Успенье — Успение Божьей Матери (день кончины Богородицы) — двунадесятый богородичный праздник (с 14 по 23 августа).

рассолодев — захмелев.

…в царские дни кричат у плошек ура. — Имеются в виду празднования дней рождения членов императорской семьи.

засиверелая — замороженная.

скуфейка — тюбетейка, комнатная шапочка.

фимиам — благовонное курение, употребляемое в ежедневном иудейском богослужении и при всех жертвоприношениях; здесь: удовольствие.

ляхи — поляки.

…русь одесную, прочие же народы ошую — т. е. справа и слева.

…эмалиоль, да эмалиоль вот снится… — «эмалиоль» здесь: судьба; аллюзия к сновидению Ипполита Терентьева («Идиот»; глава «Мое необходимое объяснение»). Ср.: «Может ли мерещиться в образе то, что не имеет образа? Но мне как будто казалось временами, что я вижу, в какой-то странной и невозможной форме, эту бесконечную силу, это глухое, темное и немое существо.

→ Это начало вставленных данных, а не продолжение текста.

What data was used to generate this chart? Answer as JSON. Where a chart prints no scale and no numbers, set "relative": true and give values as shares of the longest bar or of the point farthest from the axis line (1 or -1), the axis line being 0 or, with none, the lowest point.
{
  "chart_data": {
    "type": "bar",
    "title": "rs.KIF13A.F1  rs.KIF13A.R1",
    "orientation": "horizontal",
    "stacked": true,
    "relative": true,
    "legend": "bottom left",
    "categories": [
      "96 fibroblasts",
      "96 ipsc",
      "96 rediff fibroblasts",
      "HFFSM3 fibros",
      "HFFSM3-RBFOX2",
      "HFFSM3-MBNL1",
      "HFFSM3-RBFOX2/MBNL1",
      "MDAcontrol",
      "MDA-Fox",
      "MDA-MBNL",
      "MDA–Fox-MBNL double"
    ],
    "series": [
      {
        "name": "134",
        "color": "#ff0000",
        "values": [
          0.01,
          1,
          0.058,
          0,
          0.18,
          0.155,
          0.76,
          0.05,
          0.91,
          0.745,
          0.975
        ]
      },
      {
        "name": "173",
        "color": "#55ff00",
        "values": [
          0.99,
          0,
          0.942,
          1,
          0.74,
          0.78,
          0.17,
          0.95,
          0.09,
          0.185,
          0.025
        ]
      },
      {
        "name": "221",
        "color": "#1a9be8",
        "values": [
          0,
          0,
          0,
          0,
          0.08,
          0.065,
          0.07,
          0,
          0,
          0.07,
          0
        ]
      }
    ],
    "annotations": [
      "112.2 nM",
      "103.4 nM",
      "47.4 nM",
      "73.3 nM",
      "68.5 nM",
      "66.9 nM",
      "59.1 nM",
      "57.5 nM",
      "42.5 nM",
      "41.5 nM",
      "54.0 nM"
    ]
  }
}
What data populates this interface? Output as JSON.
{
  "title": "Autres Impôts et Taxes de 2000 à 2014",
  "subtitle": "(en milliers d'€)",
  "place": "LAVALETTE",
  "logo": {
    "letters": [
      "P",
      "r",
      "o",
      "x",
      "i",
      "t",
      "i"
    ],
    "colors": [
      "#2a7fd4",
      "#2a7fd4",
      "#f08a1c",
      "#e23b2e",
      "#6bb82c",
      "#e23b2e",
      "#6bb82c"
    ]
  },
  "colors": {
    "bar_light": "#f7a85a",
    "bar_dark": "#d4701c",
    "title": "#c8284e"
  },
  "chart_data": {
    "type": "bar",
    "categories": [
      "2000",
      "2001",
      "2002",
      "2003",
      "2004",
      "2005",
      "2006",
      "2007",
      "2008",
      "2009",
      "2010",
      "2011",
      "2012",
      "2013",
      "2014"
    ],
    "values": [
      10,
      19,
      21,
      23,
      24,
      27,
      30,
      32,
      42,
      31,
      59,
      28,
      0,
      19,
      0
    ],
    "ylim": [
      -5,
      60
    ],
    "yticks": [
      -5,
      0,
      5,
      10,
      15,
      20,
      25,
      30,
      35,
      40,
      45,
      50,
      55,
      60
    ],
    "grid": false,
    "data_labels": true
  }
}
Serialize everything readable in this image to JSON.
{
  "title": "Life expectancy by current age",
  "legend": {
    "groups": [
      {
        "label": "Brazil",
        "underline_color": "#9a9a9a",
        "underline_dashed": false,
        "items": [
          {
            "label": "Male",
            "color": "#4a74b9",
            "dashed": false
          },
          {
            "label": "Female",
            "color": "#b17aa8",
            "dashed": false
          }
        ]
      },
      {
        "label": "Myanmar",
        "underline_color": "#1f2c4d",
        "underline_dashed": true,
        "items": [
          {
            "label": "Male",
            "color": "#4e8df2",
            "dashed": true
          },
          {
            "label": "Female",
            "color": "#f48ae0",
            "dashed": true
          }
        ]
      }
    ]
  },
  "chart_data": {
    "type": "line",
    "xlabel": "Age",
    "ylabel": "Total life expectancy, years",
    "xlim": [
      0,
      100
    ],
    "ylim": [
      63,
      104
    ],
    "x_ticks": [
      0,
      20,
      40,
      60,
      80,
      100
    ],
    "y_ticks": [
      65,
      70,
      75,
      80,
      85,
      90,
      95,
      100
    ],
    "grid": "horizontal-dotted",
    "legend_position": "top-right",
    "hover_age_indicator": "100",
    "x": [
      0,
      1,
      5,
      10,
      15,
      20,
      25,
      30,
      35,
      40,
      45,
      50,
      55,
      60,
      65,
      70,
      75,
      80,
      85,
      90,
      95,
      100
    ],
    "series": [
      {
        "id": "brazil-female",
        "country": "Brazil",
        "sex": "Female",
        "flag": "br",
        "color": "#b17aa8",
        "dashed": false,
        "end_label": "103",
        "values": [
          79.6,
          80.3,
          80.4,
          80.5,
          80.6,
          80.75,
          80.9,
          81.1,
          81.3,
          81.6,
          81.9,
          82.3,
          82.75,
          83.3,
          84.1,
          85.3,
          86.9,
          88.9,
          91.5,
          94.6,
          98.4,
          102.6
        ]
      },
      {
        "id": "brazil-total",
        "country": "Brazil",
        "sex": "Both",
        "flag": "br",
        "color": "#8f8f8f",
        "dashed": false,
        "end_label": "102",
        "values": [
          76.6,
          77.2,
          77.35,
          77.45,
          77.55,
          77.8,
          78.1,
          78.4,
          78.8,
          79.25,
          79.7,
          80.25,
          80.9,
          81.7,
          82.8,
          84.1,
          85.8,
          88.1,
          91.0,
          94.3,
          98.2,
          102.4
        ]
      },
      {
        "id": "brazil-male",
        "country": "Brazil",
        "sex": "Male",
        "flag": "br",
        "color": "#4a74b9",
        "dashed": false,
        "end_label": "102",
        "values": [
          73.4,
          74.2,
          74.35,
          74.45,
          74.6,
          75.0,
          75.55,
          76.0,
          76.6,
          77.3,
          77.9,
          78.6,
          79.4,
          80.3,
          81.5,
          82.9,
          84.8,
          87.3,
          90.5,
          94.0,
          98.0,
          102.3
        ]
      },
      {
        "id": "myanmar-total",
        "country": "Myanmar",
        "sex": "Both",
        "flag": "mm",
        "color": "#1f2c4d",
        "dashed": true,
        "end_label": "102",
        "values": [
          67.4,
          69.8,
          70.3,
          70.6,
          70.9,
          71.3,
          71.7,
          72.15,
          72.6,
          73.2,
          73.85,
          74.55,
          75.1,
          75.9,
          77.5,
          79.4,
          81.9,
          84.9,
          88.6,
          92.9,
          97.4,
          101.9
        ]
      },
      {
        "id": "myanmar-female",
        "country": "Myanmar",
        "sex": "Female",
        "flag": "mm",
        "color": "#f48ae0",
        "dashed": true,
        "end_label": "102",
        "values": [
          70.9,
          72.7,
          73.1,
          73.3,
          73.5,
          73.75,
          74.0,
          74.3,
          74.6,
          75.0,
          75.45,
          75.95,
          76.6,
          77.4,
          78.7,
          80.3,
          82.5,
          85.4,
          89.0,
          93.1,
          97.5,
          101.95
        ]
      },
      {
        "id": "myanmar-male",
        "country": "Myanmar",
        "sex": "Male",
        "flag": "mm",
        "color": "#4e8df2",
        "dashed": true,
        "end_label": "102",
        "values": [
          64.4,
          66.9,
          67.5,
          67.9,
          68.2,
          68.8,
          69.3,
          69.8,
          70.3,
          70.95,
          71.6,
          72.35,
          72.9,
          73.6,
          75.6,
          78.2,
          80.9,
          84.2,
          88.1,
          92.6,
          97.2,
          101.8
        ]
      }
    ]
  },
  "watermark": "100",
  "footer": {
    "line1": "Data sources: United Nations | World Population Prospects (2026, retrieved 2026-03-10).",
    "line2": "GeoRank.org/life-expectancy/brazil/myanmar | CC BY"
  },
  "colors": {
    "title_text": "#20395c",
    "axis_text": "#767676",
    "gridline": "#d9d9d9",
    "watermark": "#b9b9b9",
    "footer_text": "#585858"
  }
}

Я помню, что кто-то будто бы повел меня за руку, со свечкой в руках, показал мне какого-то огромного и отвратительного тарантула и стал уверять меня, что это то самое темное, глухое и всесильное существо, и смеялся над моим негодованием» (Достоевский. Т. 8. С. 340). Воспринятый от Достоевского, мотив отвратительного насекомого раскрывает тему амбивалентности бытия, одновременно заключающего в себе жизнь и смерть. Эта тема получает развитие в последующих произведениях писателя. Ср.: «А ведь жизнь — ее природа, ее глубочайшая скрытая завязь — „это всесильное глухое, темное и немое существо странной и невозможной формы“ — этот огромный и отвратительный тарантул Достоевского, <…> для живого нормального трезвого глаза, не напуганного и не замученного, никогда не „тарантул“, <…> а все, что можно себе представить чарующего из чар, вот оно-то и есть душа жизни» (Ремизов А. В розовом блеске. Нью-Йорк: Издательство имени Чехова, 1952. С. 201).

Встав Макарий зело рано и иде сквозь пустыню… — Вольное переложение патерикового рассказа о преподобном Макарий Египетском (301—391), основателе одного из первых египетских монастырей (Скитская пустыня). Этот же сюжет в сокращенном виде упоминается в книге «Кукха» (С. 112).

Жила была мать и дочь… — вариант эротической сказки «Слепая невеста» (См.: Заветные сказки. Из собрания Н. Е. Ончукова / Подг. изд. В. Ереминой и В. Жекулиной. М, 1996. С. 68. Сказка № 9).

А палач в рубахе красной / Высоко занес топор — строки из песни «Казнь Стеньки Разина» на слова И. 3. Сурикова. См.: Русские песни XIX века / Сост. И. Н. Розанов. М, 1944. С. 283—286. Эта песня в исполнении П. Щеголева сохранилась в памяти Ремизова еще со времен вологодской ссылки (См.: Иверень. С. 254, а также: А. М. Ремизов «Некролог» П. Е. Щеголеву / Публ. Е. Р. Обатниной // Ежегодник Рукописного отдела Пушкинского Дома на 1995 год, СПб., 1999. С. 189).

…только мыши скреблись да вели тонко свою мышиную песенку. — Многократное упоминание мышей, предваряющее рассказ об убийстве князя, намекает на героя романа «Идиот» князя Мышкина.

на загладку — здесь: в конце концов.


Источник текста: Ремизов А. М. Собрание сочинений. М.: Русская книга, 2000. Том 3. Оказион. С. 522—543.